A Distributed WWW Cache

Michal Kurcewicz, Wojtek Sylwestrzak, Adam Wierzbicki

Interdisciplinary Center for Mathematical and Computational Modeling

University of Warsaw

{mkur, wojsyl, adamw}@icm.edu.pl

 

Topic: Caching software, Cache server performance analysis

 

1.  Introduction

The growth of HTTP traffic and experience with use of proxy caches have demonstrated the need for increasing the scalability and efficiency of proxy cache software. To increase scalability, proxy caching software needs to be written in a modular, decentralized fashion. On the other hand, to improve efficiency, the problem needs to be decomposed. Both these basic and common-sense considerations point to a new design solution: a distributed proxy cache.

In a centralized cache server, the main bottleneck will be a central resource. In a distributed cache, it will be communication. Therefore we stand before design considerations different than in a centralized solution: efficient request direction to minimize communication overhead, and keeping essential data structures consistent - as cheaply as possible.

Finally, to exploit fully the opportunities for improving performance by a distributed design, we must manage global resources of a distributed cache as efficiently as possible. This means that components of a distributed server must cooperate with each other closely. To achieve improved scalability, we must distinguish functional components of a proxy cache and build the design from autonomous modules which realize these functions.

In this paper, we focus on the described above problems. We attempt to improve the efficiency of proxy cache operation in basic ways.

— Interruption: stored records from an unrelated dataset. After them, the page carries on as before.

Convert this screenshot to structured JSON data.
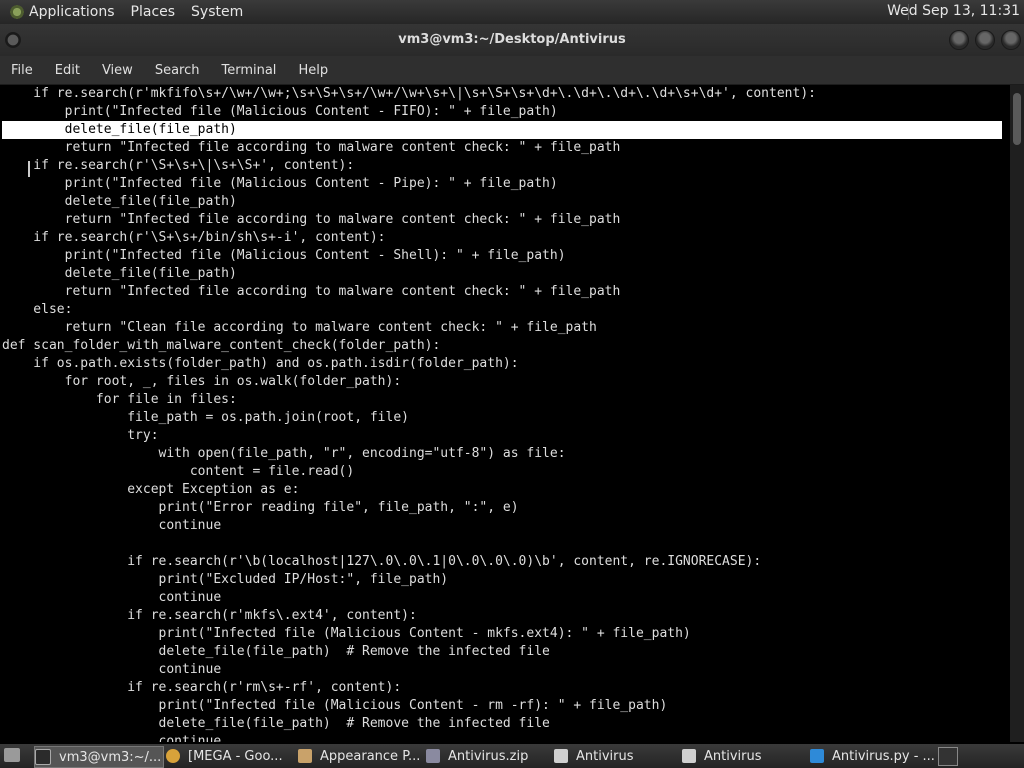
{
  "top_panel": {
    "menus": [
      "Applications",
      "Places",
      "System"
    ],
    "clock": "Wed Sep 13, 11:31"
  },
  "window": {
    "title": "vm3@vm3:~/Desktop/Antivirus"
  },
  "menubar": [
    "File",
    "Edit",
    "View",
    "Search",
    "Terminal",
    "Help"
  ],
  "terminal": {
    "lines": [
      "    if re.search(r'mkfifo\\s+/\\w+/\\w+;\\s+\\S+\\s+/\\w+/\\w+\\s+\\|\\s+\\S+\\s+\\d+\\.\\d+\\.\\d+\\.\\d+\\s+\\d+', content):",
      "        print(\"Infected file (Malicious Content - FIFO): \" + file_path)",
      "        delete_file(file_path)",
      "        return \"Infected file according to malware content check: \" + file_path",
      "    if re.search(r'\\S+\\s+\\|\\s+\\S+', content):",
      "        print(\"Infected file (Malicious Content - Pipe): \" + file_path)",
      "        delete_file(file_path)",
      "        return \"Infected file according to malware content check: \" + file_path",
      "    if re.search(r'\\S+\\s+/bin/sh\\s+-i', content):",
      "        print(\"Infected file (Malicious Content - Shell): \" + file_path)",
      "        delete_file(file_path)",
      "        return \"Infected file according to malware content check: \" + file_path",
      "    else:",
      "        return \"Clean file according to malware content check: \" + file_path",
      "def scan_folder_with_malware_content_check(folder_path):",
      "    if os.path.exists(folder_path) and os.path.isdir(folder_path):",
      "        for root, _, files in os.walk(folder_path):",
      "            for file in files:",
      "                file_path = os.path.join(root, file)",
      "                try:",
      "                    with open(file_path, \"r\", encoding=\"utf-8\") as file:",
      "                        content = file.read()",
      "                except Exception as e:",
      "                    print(\"Error reading file\", file_path, \":\", e)",
      "                    continue",
      "",
      "                if re.search(r'\\b(localhost|127\\.0\\.0\\.1|0\\.0\\.0\\.0)\\b', content, re.IGNORECASE):",
      "                    print(\"Excluded IP/Host:\", file_path)",
      "                    continue",
      "                if re.search(r'mkfs\\.ext4', content):",
      "                    print(\"Infected file (Malicious Content - mkfs.ext4): \" + file_path)",
      "                    delete_file(file_path)  # Remove the infected file",
      "                    continue",
      "                if re.search(r'rm\\s+-rf', content):",
      "                    print(\"Infected file (Malicious Content - rm -rf): \" + file_path)",
      "                    delete_file(file_path)  # Remove the infected file",
      "                    continue"
    ]
  },
  "taskbar": {
    "tasks": [
      {
        "label": "vm3@vm3:~/...",
        "icon": "terminal-icon",
        "active": true
      },
      {
        "label": "[MEGA - Goo...",
        "icon": "chrome-icon",
        "active": false
      },
      {
        "label": "Appearance P...",
        "icon": "appearance-icon",
        "active": false
      },
      {
        "label": "Antivirus.zip",
        "icon": "archive-icon",
        "active": false
      },
      {
        "label": "Antivirus",
        "icon": "folder-icon",
        "active": false
      },
      {
        "label": "Antivirus",
        "icon": "folder-icon",
        "active": false
      },
      {
        "label": "Antivirus.py - ...",
        "icon": "vscode-icon",
        "active": false
      }
    ]
  }
}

This can be achieved through additional functionality of our design. The distributed cache has better global memory management and avoids use of disk in favor of transfers between memory caches.

Another field of our attention is resilience of a proxy cache. The distributed cache does not have a single point of failure. This is achieved through the use of election algorithms (see section 4). As a result, our design is safer than currently used solutions.

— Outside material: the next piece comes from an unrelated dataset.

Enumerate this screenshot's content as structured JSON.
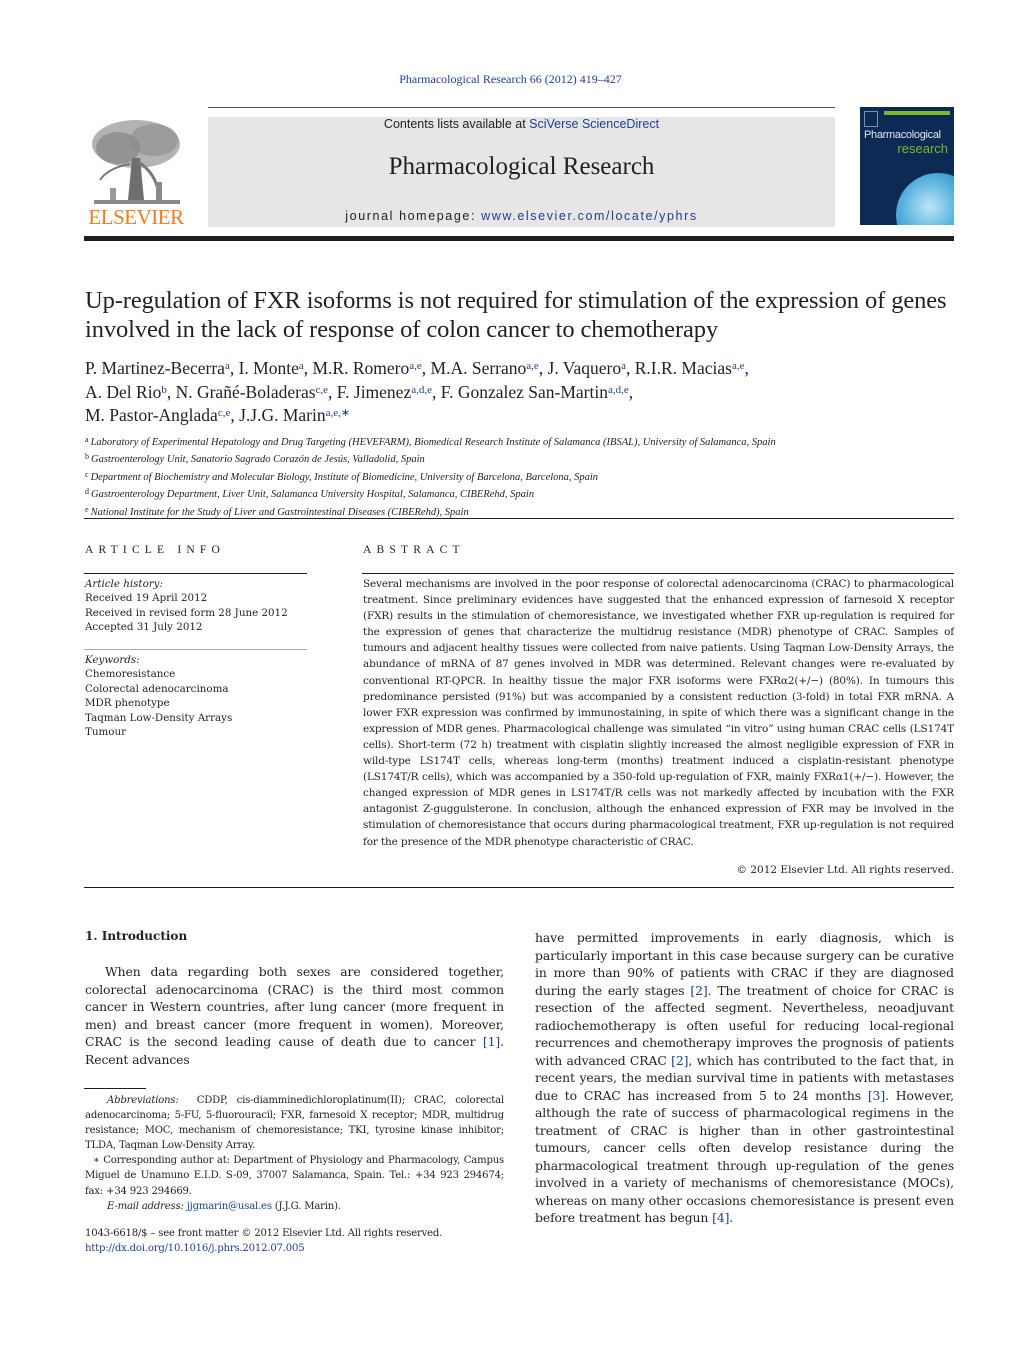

Our design is in many respect based on the distributed file system xFS [1], [2]. However, there are significant differences because of the specific character of our application.

Our design uses a hierarchy similar to that of xFS, but it is more simple. A distributed file system has complex functions for consistency control, which are needed because of repeated, concurrent writes. A cache or WWW server writes objects once, then removes them if they expire - possibly replaces them after a modification.

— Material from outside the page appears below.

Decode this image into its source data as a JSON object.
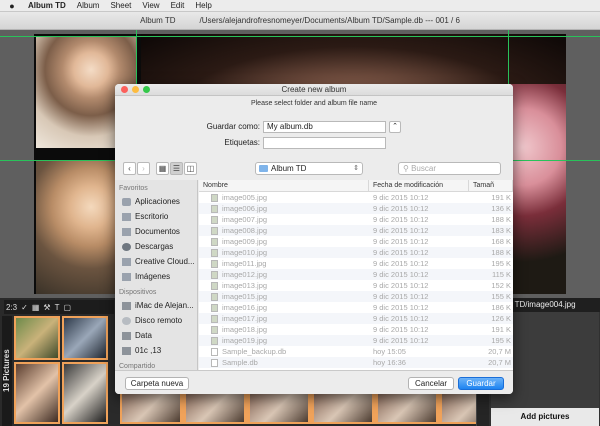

In the next section, we briefly discuss some design considerations which arose from the evaluation of performance of existing solutions. In section three we describe the functional architecture of our distributed proxy cache. Section four discusses failure control of the functional components. In section five, we describe load sharing. In section six, we recount our experiences with a prototype implementation of our design and conclude.

2.  Design considerations

In this section, let us describe some problems which we aim to solve by our design. We do this by analyzing the characteristics of two mechanisms for dividing load among individual caches.

A commonly suggested way to partition traffic to a set of proxy servers is to use a client-initiated proxy selection mechanism called proxy auto-configuration. In the suggested scheme [5], [9] a hash function is computed from the URL to route requests to different proxies.

Let us briefly criticize this solution: the points mentioned here shall be elaborated in further sections.

  1. Hot-spots. The division of requests by the use of a hashing function is vulnerable to hot-spots. These are very popular web servers or objects, always routed to the same proxy server, which makes the distribution of load uneven.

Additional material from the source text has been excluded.